Students are offered the chance to take a three-hour pre-test with 15 to 25 questions if they think they know enough about a particular lesson or study area to bypass it.

“They are pretty much open-ended questions where you have to type everything you know, which allows them to see if you are taking the text from somewhere else or if you really know,” Cakmak said. “If you’re taking from somewhere else, you will get a disciplinary action,” he said, clarifying that he knows this from being advised of such at the beginning of the class, not as a result of violating the policy against plagiarism.

Professors review the exams within 48 hours.

“If you get 86 (percent) or more you can opt out of that lesson,” Cakmak said. “If not, you go into the lesson material.”

After a particular lesson, students are given a post-test and “you still have to get 86 minimum to move to the next.”

While CBE programs are said to be more affordable for students, Kelchen states that it is “not a foregone conclusion” that CBE programs will save money for all students.

“Federal regulations do not allow students attending many of the most innovative programs to receive federal financial aid,” Kelchen said. “For students with financial need, the net price of a CBE program may be higher than that of a traditional program, accounting for financial aid discounts.

“Also, if a student progresses too slowly through a CBE program, the price of the program may exceed that of a regular program.”

Hurst says the subscription model incentivizes students to get their degrees in a timely manner.

“We say the student can learn as much as they can but go as slow as they need to to master the material,” Hurst said.

Cakmak said he earned 21 credits since his first six-month subscription began in September.

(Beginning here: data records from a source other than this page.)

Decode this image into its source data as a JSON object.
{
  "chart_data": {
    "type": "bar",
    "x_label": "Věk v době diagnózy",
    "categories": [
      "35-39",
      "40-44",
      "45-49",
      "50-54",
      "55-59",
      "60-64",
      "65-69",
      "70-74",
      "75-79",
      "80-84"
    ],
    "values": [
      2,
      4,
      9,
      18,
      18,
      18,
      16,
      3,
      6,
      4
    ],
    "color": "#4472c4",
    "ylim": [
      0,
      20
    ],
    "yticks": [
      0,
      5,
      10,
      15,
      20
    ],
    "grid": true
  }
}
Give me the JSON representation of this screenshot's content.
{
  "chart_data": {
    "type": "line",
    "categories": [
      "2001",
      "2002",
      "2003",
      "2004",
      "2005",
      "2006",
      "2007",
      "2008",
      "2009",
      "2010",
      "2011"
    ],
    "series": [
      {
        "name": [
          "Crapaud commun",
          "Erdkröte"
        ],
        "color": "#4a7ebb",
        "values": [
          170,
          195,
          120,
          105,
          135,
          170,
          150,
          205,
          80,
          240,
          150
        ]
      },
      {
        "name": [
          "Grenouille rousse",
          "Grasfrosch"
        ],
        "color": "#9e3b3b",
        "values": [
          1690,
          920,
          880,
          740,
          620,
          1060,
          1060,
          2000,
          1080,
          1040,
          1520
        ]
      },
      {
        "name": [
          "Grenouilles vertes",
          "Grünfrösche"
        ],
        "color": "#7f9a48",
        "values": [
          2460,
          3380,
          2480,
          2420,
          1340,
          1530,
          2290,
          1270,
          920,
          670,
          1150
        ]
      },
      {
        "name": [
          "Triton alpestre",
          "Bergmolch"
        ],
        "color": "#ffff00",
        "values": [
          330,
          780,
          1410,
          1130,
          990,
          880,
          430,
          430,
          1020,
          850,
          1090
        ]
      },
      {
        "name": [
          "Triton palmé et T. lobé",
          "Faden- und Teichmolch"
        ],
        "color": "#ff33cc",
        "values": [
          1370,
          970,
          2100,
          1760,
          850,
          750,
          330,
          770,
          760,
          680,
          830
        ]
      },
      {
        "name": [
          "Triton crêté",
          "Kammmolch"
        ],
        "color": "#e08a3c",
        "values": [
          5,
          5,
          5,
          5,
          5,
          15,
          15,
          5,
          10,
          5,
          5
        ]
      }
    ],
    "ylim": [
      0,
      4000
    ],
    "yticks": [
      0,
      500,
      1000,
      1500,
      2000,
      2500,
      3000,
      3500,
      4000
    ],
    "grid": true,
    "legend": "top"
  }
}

For his next subscription, he said he thinks he’ll be able to go even faster because he knows more about how the system works and what the expectations are.

Cakmak says he doesn’t expect to see a rise in his salary as a result of his college education. But that’s not what he’s after. Earning a degree is a personal goal that has eluded him since he left Turkey for the United States. The credits he earned back home didn’t transfer because of differences in the Turkish and American higher education system. But that doesn’t bother Cakmak.

“The goal is not to get the degree,” Cakmak said. “I wanted to go to get the experience.”